Event management forms are required twenty-one working days in advance of a proposed event. The Yorker has confirmed that as of today, a form has still not been submitted for authorisation, meaning that Robinson will not visit the York campus on January 19th. This means not only that the event will not happen as promised, but also that the event was, officially, not going to happen at all.
Earlier this week, a Vision editor removed the Facebook event promoting Robinson’s appearance on campus, they maintained that the event would continue, writing:
York Talks has made the decision to close this [Facebook] event in the morning to avoid any misunderstandings and misgivings. The event is still proceeding ahead, and those who are attending will be notified of more information and details.
All 220 tickets to hear the former EDL activist on January 19th, made available on Tuesday, sold out in less than an hour. Robinson has Tweeted this week that he has received “confirmation” that the event is going ahead:
The Yorker wrote to said Vision editor, to ask about the fate of the 220 free tickets to see Robinson, but at the time of going to publication had received no response.
The Yorker has found no external information on ‘York Talks’ and, according to the Huffington Post, York Vision has claimed no connection with this organisation. No description of a host is provided on the official ticket.
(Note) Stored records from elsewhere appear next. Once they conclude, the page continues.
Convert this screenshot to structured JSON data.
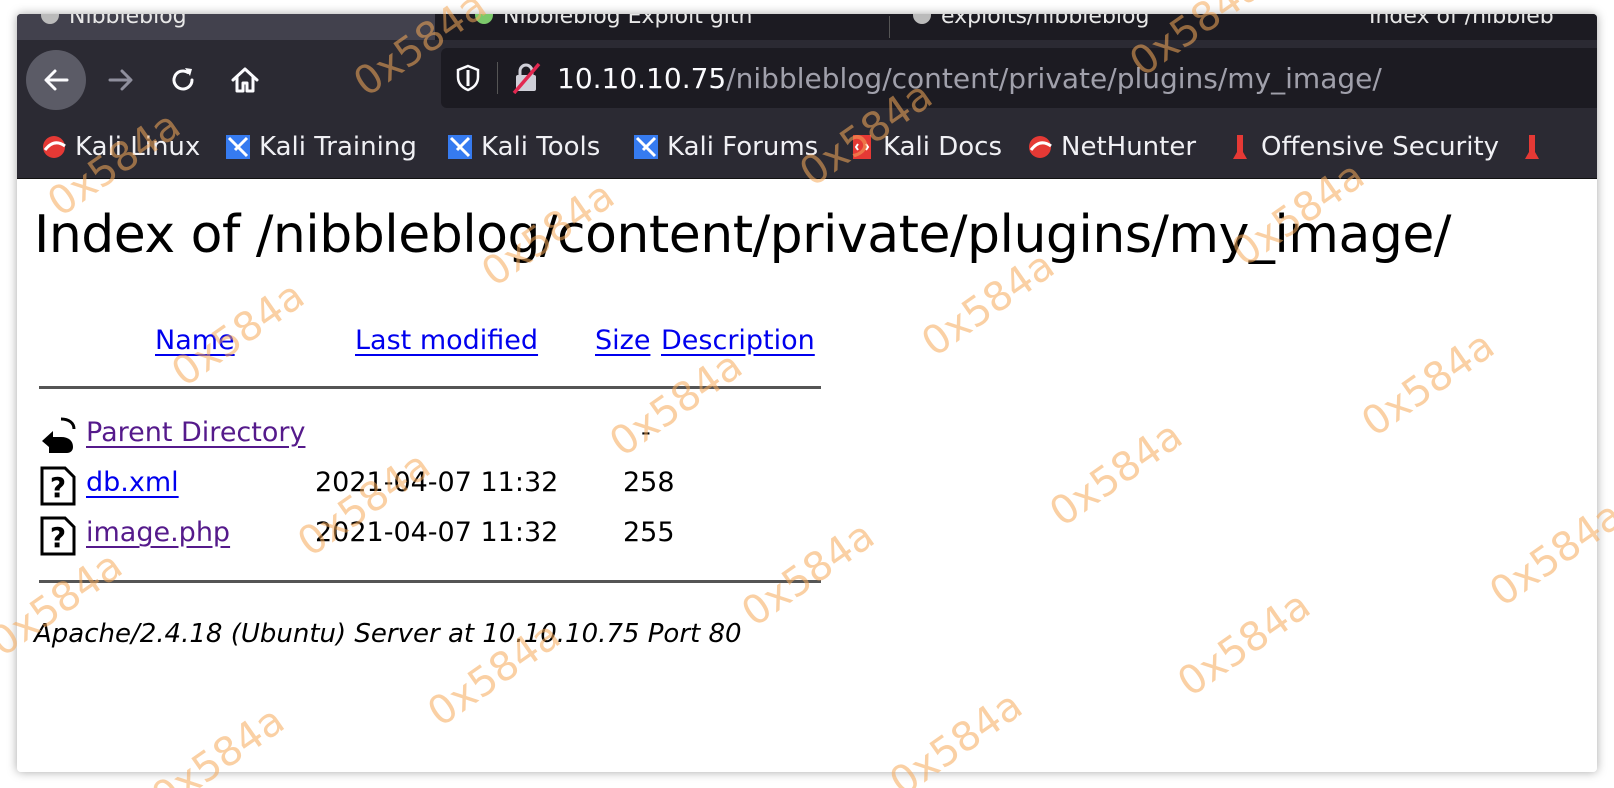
{
  "browser": {
    "tabs": [
      {
        "label": "Nibbleblog",
        "active": true
      },
      {
        "label": "Nibbleblog Exploit gith",
        "active": false
      },
      {
        "label": "exploits/nibbleblog",
        "active": false
      },
      {
        "label": "Index of /nibbleb",
        "active": false
      }
    ],
    "url": {
      "host": "10.10.10.75",
      "path": "/nibbleblog/content/private/plugins/my_image/"
    },
    "bookmarks": [
      {
        "label": "Kali Linux",
        "icon": "kali-linux-icon"
      },
      {
        "label": "Kali Training",
        "icon": "kali-training-icon"
      },
      {
        "label": "Kali Tools",
        "icon": "kali-tools-icon"
      },
      {
        "label": "Kali Forums",
        "icon": "kali-forums-icon"
      },
      {
        "label": "Kali Docs",
        "icon": "kali-docs-icon"
      },
      {
        "label": "NetHunter",
        "icon": "nethunter-icon"
      },
      {
        "label": "Offensive Security",
        "icon": "offsec-icon"
      }
    ]
  },
  "page": {
    "title": "Index of /nibbleblog/content/private/plugins/my_image/",
    "headers": {
      "name": "Name",
      "last_modified": "Last modified",
      "size": "Size",
      "description": "Description"
    },
    "rows": [
      {
        "name": "Parent Directory",
        "modified": "",
        "size": "-",
        "icon": "back-folder-icon"
      },
      {
        "name": "db.xml",
        "modified": "2021-04-07 11:32",
        "size": "258",
        "icon": "unknown-file-icon"
      },
      {
        "name": "image.php",
        "modified": "2021-04-07 11:32",
        "size": "255",
        "icon": "unknown-file-icon"
      }
    ],
    "footer": "Apache/2.4.18 (Ubuntu) Server at 10.10.10.75 Port 80"
  },
  "watermark": "0x584a",
  "colors": {
    "link": "#0000ee",
    "visited": "#551a8b",
    "toolbar": "#2b2a33",
    "watermark": "#f6aa5a"
  }
}
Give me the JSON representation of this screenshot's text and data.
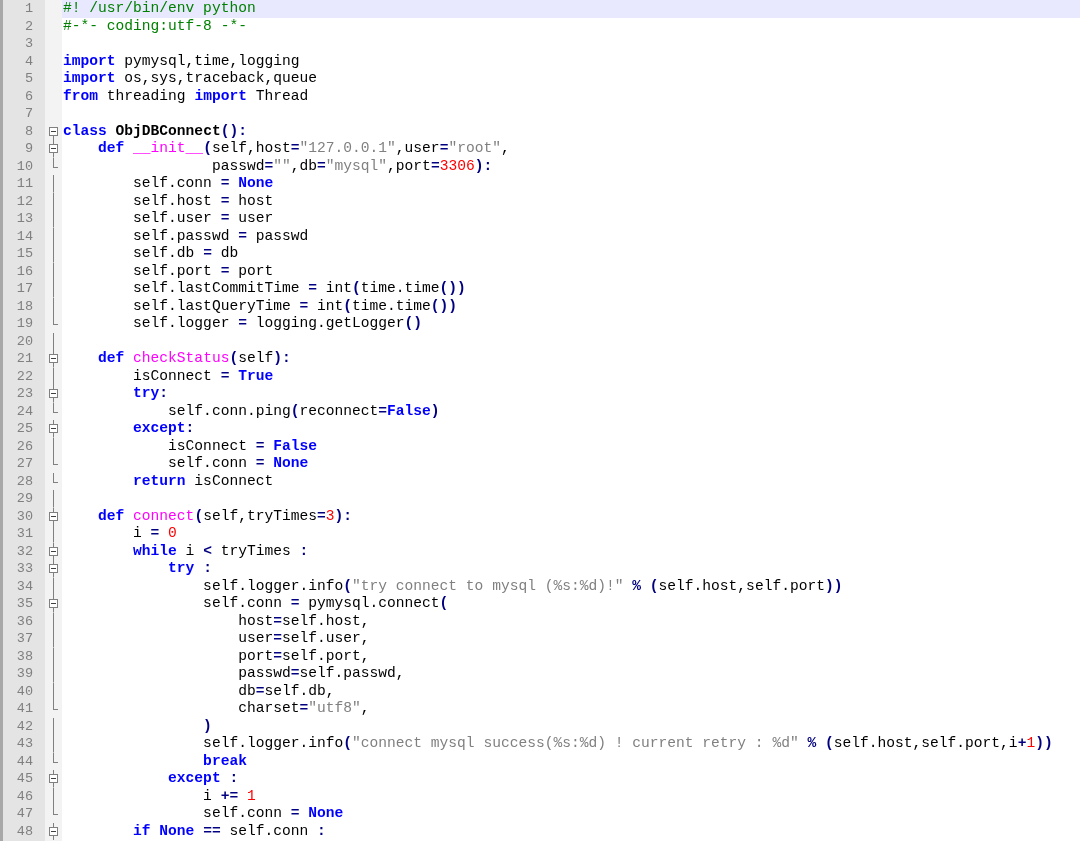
{
  "lines": [
    {
      "no": "1",
      "selected": true,
      "tokens": [
        {
          "kind": "comment",
          "text": "#! /usr/bin/env python"
        }
      ]
    },
    {
      "no": "2",
      "selected": false,
      "tokens": [
        {
          "kind": "comment",
          "text": "#-*- coding:utf-8 -*-"
        }
      ]
    },
    {
      "no": "3",
      "selected": false
    },
    {
      "no": "4",
      "selected": false,
      "tokens": [
        {
          "kind": "keyword",
          "text": "import"
        },
        {
          "kind": "plain",
          "text": " pymysql,time,logging"
        }
      ]
    },
    {
      "no": "5",
      "selected": false,
      "tokens": [
        {
          "kind": "keyword",
          "text": "import"
        },
        {
          "kind": "plain",
          "text": " os,sys,traceback,queue"
        }
      ]
    },
    {
      "no": "6",
      "selected": false,
      "tokens": [
        {
          "kind": "keyword",
          "text": "from"
        },
        {
          "kind": "plain",
          "text": " threading "
        },
        {
          "kind": "keyword",
          "text": "import"
        },
        {
          "kind": "plain",
          "text": " Thread"
        }
      ]
    },
    {
      "no": "7",
      "selected": false
    },
    {
      "no": "8",
      "selected": false,
      "kind": "fold-open",
      "tokens": [
        {
          "kind": "keyword",
          "text": "class"
        },
        {
          "kind": "classname",
          "text": " ObjDBConnect"
        },
        {
          "kind": "operator",
          "text": "():"
        }
      ]
    },
    {
      "no": "9",
      "selected": false,
      "kind": "fold-open",
      "tokens": [
        {
          "kind": "keyword",
          "text": "    def"
        },
        {
          "kind": "function",
          "text": " __init__"
        },
        {
          "kind": "operator",
          "text": "("
        },
        {
          "kind": "plain",
          "text": "self,host"
        },
        {
          "kind": "operator",
          "text": "="
        },
        {
          "kind": "string",
          "text": "\"127.0.0.1\""
        },
        {
          "kind": "plain",
          "text": ",user"
        },
        {
          "kind": "operator",
          "text": "="
        },
        {
          "kind": "string",
          "text": "\"root\""
        },
        {
          "kind": "plain",
          "text": ","
        }
      ]
    },
    {
      "no": "10",
      "selected": false,
      "kind": "fold-end",
      "tokens": [
        {
          "kind": "plain",
          "text": "                 passwd"
        },
        {
          "kind": "operator",
          "text": "="
        },
        {
          "kind": "string",
          "text": "\"\""
        },
        {
          "kind": "plain",
          "text": ",db"
        },
        {
          "kind": "operator",
          "text": "="
        },
        {
          "kind": "string",
          "text": "\"mysql\""
        },
        {
          "kind": "plain",
          "text": ",port"
        },
        {
          "kind": "operator",
          "text": "="
        },
        {
          "kind": "number",
          "text": "3306"
        },
        {
          "kind": "operator",
          "text": "):"
        }
      ]
    },
    {
      "no": "11",
      "selected": false,
      "kind": "fold-line",
      "tokens": [
        {
          "kind": "plain",
          "text": "        self.conn "
        },
        {
          "kind": "operator",
          "text": "="
        },
        {
          "kind": "keyword",
          "text": " None"
        }
      ]
    },
    {
      "no": "12",
      "selected": false,
      "kind": "fold-line",
      "tokens": [
        {
          "kind": "plain",
          "text": "        self.host "
        },
        {
          "kind": "operator",
          "text": "="
        },
        {
          "kind": "plain",
          "text": " host"
        }
      ]
    },
    {
      "no": "13",
      "selected": false,
      "kind": "fold-line",
      "tokens": [
        {
          "kind": "plain",
          "text": "        self.user "
        },
        {
          "kind": "operator",
          "text": "="
        },
        {
          "kind": "plain",
          "text": " user"
        }
      ]
    },
    {
      "no": "14",
      "selected": false,
      "kind": "fold-line",
      "tokens": [
        {
          "kind": "plain",
          "text": "        self.passwd "
        },
        {
          "kind": "operator",
          "text": "="
        },
        {
          "kind": "plain",
          "text": " passwd"
        }
      ]
    },
    {
      "no": "15",
      "selected": false,
      "kind": "fold-line",
      "tokens": [
        {
          "kind": "plain",
          "text": "        self.db "
        },
        {
          "kind": "operator",
          "text": "="
        },
        {
          "kind": "plain",
          "text": " db"
        }
      ]
    },
    {
      "no": "16",
      "selected": false,
      "kind": "fold-line",
      "tokens": [
        {
          "kind": "plain",
          "text": "        self.port "
        },
        {
          "kind": "operator",
          "text": "="
        },
        {
          "kind": "plain",
          "text": " port"
        }
      ]
    },
    {
      "no": "17",
      "selected": false,
      "kind": "fold-line",
      "tokens": [
        {
          "kind": "plain",
          "text": "        self.lastCommitTime "
        },
        {
          "kind": "operator",
          "text": "="
        },
        {
          "kind": "plain",
          "text": " int"
        },
        {
          "kind": "operator",
          "text": "("
        },
        {
          "kind": "plain",
          "text": "time.time"
        },
        {
          "kind": "operator",
          "text": "())"
        }
      ]
    },
    {
      "no": "18",
      "selected": false,
      "kind": "fold-line",
      "tokens": [
        {
          "kind": "plain",
          "text": "        self.lastQueryTime "
        },
        {
          "kind": "operator",
          "text": "="
        },
        {
          "kind": "plain",
          "text": " int"
        },
        {
          "kind": "operator",
          "text": "("
        },
        {
          "kind": "plain",
          "text": "time.time"
        },
        {
          "kind": "operator",
          "text": "())"
        }
      ]
    },
    {
      "no": "19",
      "selected": false,
      "kind": "fold-end",
      "tokens": [
        {
          "kind": "plain",
          "text": "        self.logger "
        },
        {
          "kind": "operator",
          "text": "="
        },
        {
          "kind": "plain",
          "text": " logging.getLogger"
        },
        {
          "kind": "operator",
          "text": "()"
        }
      ]
    },
    {
      "no": "20",
      "selected": false,
      "kind": "fold-line"
    },
    {
      "no": "21",
      "selected": false,
      "kind": "fold-open",
      "tokens": [
        {
          "kind": "keyword",
          "text": "    def"
        },
        {
          "kind": "function",
          "text": " checkStatus"
        },
        {
          "kind": "operator",
          "text": "("
        },
        {
          "kind": "plain",
          "text": "self"
        },
        {
          "kind": "operator",
          "text": "):"
        }
      ]
    },
    {
      "no": "22",
      "selected": false,
      "kind": "fold-line",
      "tokens": [
        {
          "kind": "plain",
          "text": "        isConnect "
        },
        {
          "kind": "operator",
          "text": "="
        },
        {
          "kind": "keyword",
          "text": " True"
        }
      ]
    },
    {
      "no": "23",
      "selected": false,
      "kind": "fold-open",
      "tokens": [
        {
          "kind": "keyword",
          "text": "        try"
        },
        {
          "kind": "operator",
          "text": ":"
        }
      ]
    },
    {
      "no": "24",
      "selected": false,
      "kind": "fold-end",
      "tokens": [
        {
          "kind": "plain",
          "text": "            self.conn.ping"
        },
        {
          "kind": "operator",
          "text": "("
        },
        {
          "kind": "plain",
          "text": "reconnect"
        },
        {
          "kind": "operator",
          "text": "="
        },
        {
          "kind": "keyword",
          "text": "False"
        },
        {
          "kind": "operator",
          "text": ")"
        }
      ]
    },
    {
      "no": "25",
      "selected": false,
      "kind": "fold-open",
      "tokens": [
        {
          "kind": "keyword",
          "text": "        except"
        },
        {
          "kind": "operator",
          "text": ":"
        }
      ]
    },
    {
      "no": "26",
      "selected": false,
      "kind": "fold-line",
      "tokens": [
        {
          "kind": "plain",
          "text": "            isConnect "
        },
        {
          "kind": "operator",
          "text": "="
        },
        {
          "kind": "keyword",
          "text": " False"
        }
      ]
    },
    {
      "no": "27",
      "selected": false,
      "kind": "fold-end",
      "tokens": [
        {
          "kind": "plain",
          "text": "            self.conn "
        },
        {
          "kind": "operator",
          "text": "="
        },
        {
          "kind": "keyword",
          "text": " None"
        }
      ]
    },
    {
      "no": "28",
      "selected": false,
      "kind": "fold-end",
      "tokens": [
        {
          "kind": "keyword",
          "text": "        return"
        },
        {
          "kind": "plain",
          "text": " isConnect"
        }
      ]
    },
    {
      "no": "29",
      "selected": false,
      "kind": "fold-line"
    },
    {
      "no": "30",
      "selected": false,
      "kind": "fold-open",
      "tokens": [
        {
          "kind": "keyword",
          "text": "    def"
        },
        {
          "kind": "function",
          "text": " connect"
        },
        {
          "kind": "operator",
          "text": "("
        },
        {
          "kind": "plain",
          "text": "self,tryTimes"
        },
        {
          "kind": "operator",
          "text": "="
        },
        {
          "kind": "number",
          "text": "3"
        },
        {
          "kind": "operator",
          "text": "):"
        }
      ]
    },
    {
      "no": "31",
      "selected": false,
      "kind": "fold-line",
      "tokens": [
        {
          "kind": "plain",
          "text": "        i "
        },
        {
          "kind": "operator",
          "text": "="
        },
        {
          "kind": "number",
          "text": " 0"
        }
      ]
    },
    {
      "no": "32",
      "selected": false,
      "kind": "fold-open",
      "tokens": [
        {
          "kind": "keyword",
          "text": "        while"
        },
        {
          "kind": "plain",
          "text": " i "
        },
        {
          "kind": "operator",
          "text": "<"
        },
        {
          "kind": "plain",
          "text": " tryTimes "
        },
        {
          "kind": "operator",
          "text": ":"
        }
      ]
    },
    {
      "no": "33",
      "selected": false,
      "kind": "fold-open",
      "tokens": [
        {
          "kind": "keyword",
          "text": "            try"
        },
        {
          "kind": "operator",
          "text": " :"
        }
      ]
    },
    {
      "no": "34",
      "selected": false,
      "kind": "fold-line",
      "tokens": [
        {
          "kind": "plain",
          "text": "                self.logger.info"
        },
        {
          "kind": "operator",
          "text": "("
        },
        {
          "kind": "string",
          "text": "\"try connect to mysql (%s:%d)!\""
        },
        {
          "kind": "operator",
          "text": " %"
        },
        {
          "kind": "operator",
          "text": " ("
        },
        {
          "kind": "plain",
          "text": "self.host,self.port"
        },
        {
          "kind": "operator",
          "text": "))"
        }
      ]
    },
    {
      "no": "35",
      "selected": false,
      "kind": "fold-open",
      "tokens": [
        {
          "kind": "plain",
          "text": "                self.conn "
        },
        {
          "kind": "operator",
          "text": "="
        },
        {
          "kind": "plain",
          "text": " pymysql.connect"
        },
        {
          "kind": "operator",
          "text": "("
        }
      ]
    },
    {
      "no": "36",
      "selected": false,
      "kind": "fold-line",
      "tokens": [
        {
          "kind": "plain",
          "text": "                    host"
        },
        {
          "kind": "operator",
          "text": "="
        },
        {
          "kind": "plain",
          "text": "self.host,"
        }
      ]
    },
    {
      "no": "37",
      "selected": false,
      "kind": "fold-line",
      "tokens": [
        {
          "kind": "plain",
          "text": "                    user"
        },
        {
          "kind": "operator",
          "text": "="
        },
        {
          "kind": "plain",
          "text": "self.user,"
        }
      ]
    },
    {
      "no": "38",
      "selected": false,
      "kind": "fold-line",
      "tokens": [
        {
          "kind": "plain",
          "text": "                    port"
        },
        {
          "kind": "operator",
          "text": "="
        },
        {
          "kind": "plain",
          "text": "self.port,"
        }
      ]
    },
    {
      "no": "39",
      "selected": false,
      "kind": "fold-line",
      "tokens": [
        {
          "kind": "plain",
          "text": "                    passwd"
        },
        {
          "kind": "operator",
          "text": "="
        },
        {
          "kind": "plain",
          "text": "self.passwd,"
        }
      ]
    },
    {
      "no": "40",
      "selected": false,
      "kind": "fold-line",
      "tokens": [
        {
          "kind": "plain",
          "text": "                    db"
        },
        {
          "kind": "operator",
          "text": "="
        },
        {
          "kind": "plain",
          "text": "self.db,"
        }
      ]
    },
    {
      "no": "41",
      "selected": false,
      "kind": "fold-end",
      "tokens": [
        {
          "kind": "plain",
          "text": "                    charset"
        },
        {
          "kind": "operator",
          "text": "="
        },
        {
          "kind": "string",
          "text": "\"utf8\""
        },
        {
          "kind": "plain",
          "text": ","
        }
      ]
    },
    {
      "no": "42",
      "selected": false,
      "kind": "fold-line",
      "tokens": [
        {
          "kind": "operator",
          "text": "                )"
        }
      ]
    },
    {
      "no": "43",
      "selected": false,
      "kind": "fold-line",
      "tokens": [
        {
          "kind": "plain",
          "text": "                self.logger.info"
        },
        {
          "kind": "operator",
          "text": "("
        },
        {
          "kind": "string",
          "text": "\"connect mysql success(%s:%d) ! current retry : %d\""
        },
        {
          "kind": "operator",
          "text": " %"
        },
        {
          "kind": "operator",
          "text": " ("
        },
        {
          "kind": "plain",
          "text": "self.host,self.port,i"
        },
        {
          "kind": "operator",
          "text": "+"
        },
        {
          "kind": "number",
          "text": "1"
        },
        {
          "kind": "operator",
          "text": "))"
        }
      ]
    },
    {
      "no": "44",
      "selected": false,
      "kind": "fold-end",
      "tokens": [
        {
          "kind": "keyword",
          "text": "                break"
        }
      ]
    },
    {
      "no": "45",
      "selected": false,
      "kind": "fold-open",
      "tokens": [
        {
          "kind": "keyword",
          "text": "            except"
        },
        {
          "kind": "operator",
          "text": " :"
        }
      ]
    },
    {
      "no": "46",
      "selected": false,
      "kind": "fold-line",
      "tokens": [
        {
          "kind": "plain",
          "text": "                i "
        },
        {
          "kind": "operator",
          "text": "+="
        },
        {
          "kind": "number",
          "text": " 1"
        }
      ]
    },
    {
      "no": "47",
      "selected": false,
      "kind": "fold-end",
      "tokens": [
        {
          "kind": "plain",
          "text": "                self.conn "
        },
        {
          "kind": "operator",
          "text": "="
        },
        {
          "kind": "keyword",
          "text": " None"
        }
      ]
    },
    {
      "no": "48",
      "selected": false,
      "kind": "fold-open",
      "tokens": [
        {
          "kind": "keyword",
          "text": "        if"
        },
        {
          "kind": "keyword",
          "text": " None"
        },
        {
          "kind": "operator",
          "text": " =="
        },
        {
          "kind": "plain",
          "text": " self.conn "
        },
        {
          "kind": "operator",
          "text": ":"
        }
      ]
    }
  ]
}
The Yorker wrote to York Vision to ask about ‘York Talks’ but no response was forthcoming.
Nouse was the original host of Robinson in a new series of public lectures and discussions titled ‘Nouse Events’. Luke Rix-Standing, Editor of Nouse, told The Yorker:
Nouse is no longer planning on hosting Tommy Robinson. After we postponed the event on Monday our contact with Robinson began to seek a new host, whereupon the event was picked up – as we understand it – by York Vision. We posted a statement on our event disaffiliating from the appearance, and deleted the event soon afterwards. For the time being Nouse Events is on hold.
Students have reacted to the news that Robinson will not visit the campus next month. Richard Crawshaw, a postgraduate student, told The Yorker:
This whole episode isn’t just embarrassing for the societies involved, but it gives Tommy Robinson the attention he craves while distracting us from confronting his divisive and often vile views.